Not a very few of these still rattle around Denmark, not many either. Up the road from me a chap has a Kappa estate, would you believe. Let’s take a close look at the car…
This vehicle really ought not to be that captivating. It is dead plain, apparently. As the designer said at the time, Lancia wanted no visual noise. That means that in the eyes of some this car is rather uninteresting. That’s to miss the point much as it is to say the VW Bora (1999-2006) is boring. It seems frighteningly unadorned yet really every detail has been finessed. The Kappa is really subtle too, as is the Bora, though in its own way. There’s a Latin flavour in this car.
In that sense the Kappa repeated the formula of the Thema which also had a really low-key design. It was part of a long line of understated saloons. That is not a very popular approach today but I rather like it so long as it is correctly done. Understatingness is a good quality for people who don’t want to show off. Peugeot used to do something similar and, to some extent, Benz did as well though the three-pointed star was a bit of a giveaway.
Back to the Kappa…
Both at the front and the back, the IDEA Institute (who designed the car) chose to constrain the lamps’ width. At the front the lamp barely eats into the wing. At the rear it is the same story.
At the front I will ask you to notice the way the metal work surrounds the lamp and grille as if an aperture has been reluctantly cut for the lamps. The simplicity of the body-work allows the grille to stand prominently. More usually the headlamps might be expected to really cut into the wing to give the impression of width. They don’t do that here. There’s no need.

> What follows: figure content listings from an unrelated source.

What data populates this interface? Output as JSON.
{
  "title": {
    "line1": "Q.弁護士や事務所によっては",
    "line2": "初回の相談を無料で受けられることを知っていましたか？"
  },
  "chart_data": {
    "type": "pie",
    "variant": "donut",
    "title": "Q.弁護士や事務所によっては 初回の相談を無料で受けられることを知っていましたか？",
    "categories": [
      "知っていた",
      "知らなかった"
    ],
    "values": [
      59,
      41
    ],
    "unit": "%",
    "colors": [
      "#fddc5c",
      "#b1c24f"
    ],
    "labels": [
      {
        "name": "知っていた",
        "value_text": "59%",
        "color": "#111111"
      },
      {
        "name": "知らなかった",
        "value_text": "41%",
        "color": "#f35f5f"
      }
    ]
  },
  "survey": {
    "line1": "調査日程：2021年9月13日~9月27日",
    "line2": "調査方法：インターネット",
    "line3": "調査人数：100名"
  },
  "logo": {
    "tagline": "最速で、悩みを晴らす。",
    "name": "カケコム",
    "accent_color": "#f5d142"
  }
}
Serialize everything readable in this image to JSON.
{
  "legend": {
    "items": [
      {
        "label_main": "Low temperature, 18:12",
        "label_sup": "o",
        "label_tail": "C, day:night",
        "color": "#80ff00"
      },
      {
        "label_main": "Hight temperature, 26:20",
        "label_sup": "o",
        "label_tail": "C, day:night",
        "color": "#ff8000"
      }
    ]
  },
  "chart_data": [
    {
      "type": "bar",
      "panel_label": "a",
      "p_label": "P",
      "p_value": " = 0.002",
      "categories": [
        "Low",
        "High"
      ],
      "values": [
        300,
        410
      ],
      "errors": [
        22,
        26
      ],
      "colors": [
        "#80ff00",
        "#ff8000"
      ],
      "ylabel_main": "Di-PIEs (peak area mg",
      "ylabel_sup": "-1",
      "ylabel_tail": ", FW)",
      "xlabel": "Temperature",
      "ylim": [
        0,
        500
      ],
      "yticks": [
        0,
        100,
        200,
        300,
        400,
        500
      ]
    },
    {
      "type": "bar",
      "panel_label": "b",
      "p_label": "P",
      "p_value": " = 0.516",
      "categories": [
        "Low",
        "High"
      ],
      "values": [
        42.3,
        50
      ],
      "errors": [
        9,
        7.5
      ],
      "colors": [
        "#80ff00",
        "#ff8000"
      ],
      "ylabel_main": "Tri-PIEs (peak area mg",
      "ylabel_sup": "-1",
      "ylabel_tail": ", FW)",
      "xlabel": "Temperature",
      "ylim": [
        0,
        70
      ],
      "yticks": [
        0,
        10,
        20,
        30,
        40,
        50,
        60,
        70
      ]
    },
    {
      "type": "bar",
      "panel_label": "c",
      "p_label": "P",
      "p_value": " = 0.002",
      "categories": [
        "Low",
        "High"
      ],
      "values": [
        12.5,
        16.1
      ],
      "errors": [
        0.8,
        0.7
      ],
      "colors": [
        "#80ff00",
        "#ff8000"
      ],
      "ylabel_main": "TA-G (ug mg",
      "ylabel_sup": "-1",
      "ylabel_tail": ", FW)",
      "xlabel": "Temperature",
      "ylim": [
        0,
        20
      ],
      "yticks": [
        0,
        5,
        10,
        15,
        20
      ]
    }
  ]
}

At the rear, like the 1989 Citroen XM, the body work frames the lamp cluster and licence plate surround, which is an arrangement analogous to the front. A small sliver of brightwork garnishes the rear. That the lamps do not extend onto the rear wings leaves the car, in side view, with very unadorned flanks. I think the designers here were knowingly attempting something tricky, a firmly conservative, clearly undecorated appearance that attracts your attention by making something of the absence. This could sound very pseud’s corner. It’s a form of minimalism if you like or reminiscent of a pause during a movement of music.
The design of the windows is, in principle, like that of the Volvo 850 or, indeed, the Mercedes 200E (W-124) – both famously unchromed. Lancia did choose to apply brightwork here and in a manner one does not see elsewhere. The brightwork is not protecting the rubber – it is embedded in it. As the image below shows, not all the joints are so nicely formed. That’s a butt joint. More succesful would have been thicker strips and neater joins at the base of the window line.
This view is rather good (below). You get a distinct sense of pointiness to the car but also strength. There is no rub-strip, just a small feature line. I can’t imagine how quickly this car would get dented in Italy. The wheels are original.
Austere good taste is my summary of this vehicle. It makes me think that perhaps Peugeot were looking for this same feeling with the 406 but didn’t quite know where to add that tiny amount of embellishment that would lift it above appearing banal (I don’t think the 406 is banal but I am sure many would not give it a second look).
It might very well be that these are not the original seats (above). I think the blue seats were matched to black hard trim.
Leaving that doubt aside, I invite you to consider that this fabric was fitted to a car in 1995 not 1985. That’s not a point against it rather a point in the car’s favour along with the 5-cylinder 2.0 engine under the bonnet. Lancia took the road less trod with this car: a calculatedly austere exterior and a plush, lush and comfortable interior mated to creditable and refined performance and decent handling. What car fulfils that brief today?